Bennett’s time in Vietnam piqued her interest in its native language. She spent the fall semester of her junior year studying the language and living with multiple host families. “I got lucky; it was an incredible place to study abroad, and it’s really safe,” Bennett said. “To be honest, [my decision to go there] was pretty random.” Bennett studied French during her first few years on the Hill, but when the time came to study abroad, she decided that Europe wasn’t the place for her. “I never really enjoyed [learning] French, but I’ve really enjoyed learning a tonal language,” Bennett said.
Bennett’s application to study Vietnamese was part of the ML111 program, which allows students at the College to independently study languages that are not offered by its academic departments. The administration readily accepted Bennett’s request. “There’s some good infrastructure in place [that allows students] to study languages not [already] offered here,” she said. Bennett approached the Registrar with Nguyen and Phan, who had already offered her their assistance.

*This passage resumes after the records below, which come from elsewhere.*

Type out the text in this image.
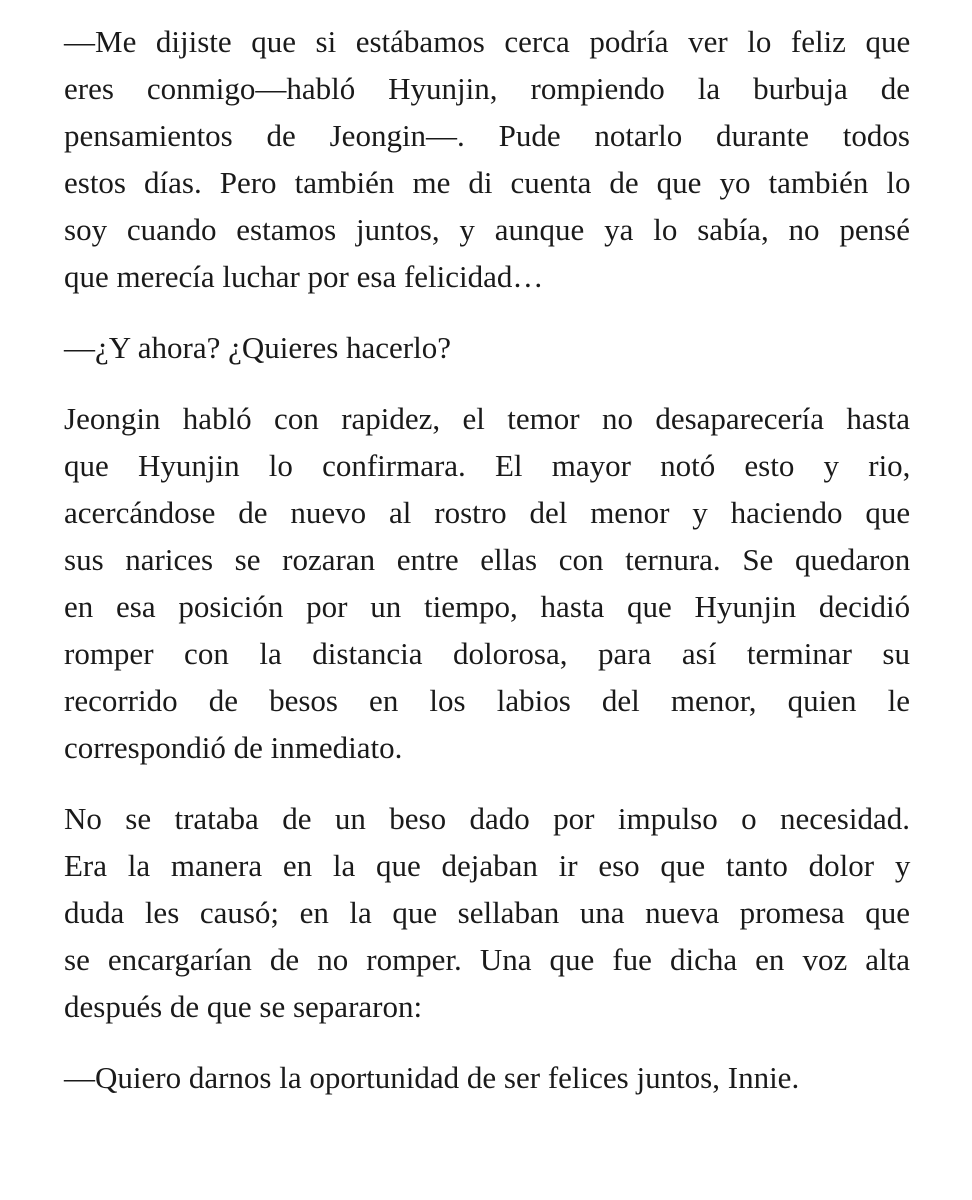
—Me dijiste que si estábamos cerca podría ver lo feliz que
eres conmigo—habló Hyunjin, rompiendo la burbuja de
pensamientos de Jeongin—. Pude notarlo durante todos
estos días. Pero también me di cuenta de que yo también lo
soy cuando estamos juntos, y aunque ya lo sabía, no pensé
que merecía luchar por esa felicidad…
—¿Y ahora? ¿Quieres hacerlo?
Jeongin habló con rapidez, el temor no desaparecería hasta
que Hyunjin lo confirmara. El mayor notó esto y rio,
acercándose de nuevo al rostro del menor y haciendo que
sus narices se rozaran entre ellas con ternura. Se quedaron
en esa posición por un tiempo, hasta que Hyunjin decidió
romper con la distancia dolorosa, para así terminar su
recorrido de besos en los labios del menor, quien le
correspondió de inmediato.
No se trataba de un beso dado por impulso o necesidad.
Era la manera en la que dejaban ir eso que tanto dolor y
duda les causó; en la que sellaban una nueva promesa que
se encargarían de no romper. Una que fue dicha en voz alta
después de que se separaron:
—Quiero darnos la oportunidad de ser felices juntos, Innie.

“[Nguyen and I] have two breakfasts a week and one night class a week,” Bennett said. The course, for which Bennett will earn two credits, will culminate in a written and spoken evaluation created by Nguyen and Phan. “[Nguyen] was like, ‘Of course I’ll grade your Vietnamese, people have been grading my English my whole life,’” Bennett said.
Nguyen hails from southern Vietnam, and Phan is from the northern part of the country. Bennett suggested that the students’ different accents have helped her become more proficient in oral comprehension. “It’s definitely harder to listen than to speak,” she said. Bennett and Nguyen have recently been focusing on pronunciation by studying Vietnamese folk songs and learning vocabulary as they go.
“Even though I make lots and lots of mistakes, I feel like it’s more of an exchange than an evaluative setting,” Bennett said. Working with another student has had its benefits, and Bennett has learned slang and generation-specific language that is useful in everyday conversation but wouldn’t be taught in a normal classroom. “In class, you learn language [that allows you to make] commercial interactions [and] buy things,” Bennett said. “Khoa and I get to talk about far more interesting things.”
Phan commented on Bennett’s progress thus far, saying that “she’s doing great; her accent and pronunciation are really good.” Phan’s own English studies have made him sympathetic to Bennett’s hard work. “I know how hard you have to try because I had to learn English,” he said.
Bennett noted that having a personal investment in the subject makes her more driven to learn it: “It’s the kind of mental exercise that I’ve never worked hard enough on before…I love being so excited about it.” One of Bennett’s favorite parts about Vietnamese is her newfound ability to have impromptu conversations around campus with Vietnamese speakers (even if her vocabulary isn’t perfect). “I accidentally told [Nguyen] that I studied culture and young men between the ages of 20 and 30 instead of saying I studied culture and English, just because I forgot a modifier,” Bennett said.
Bennett is hoping to return to Vietnam after she graduates from the College. “It’s a really exciting place to be right now, everything is changing so fast,” she said.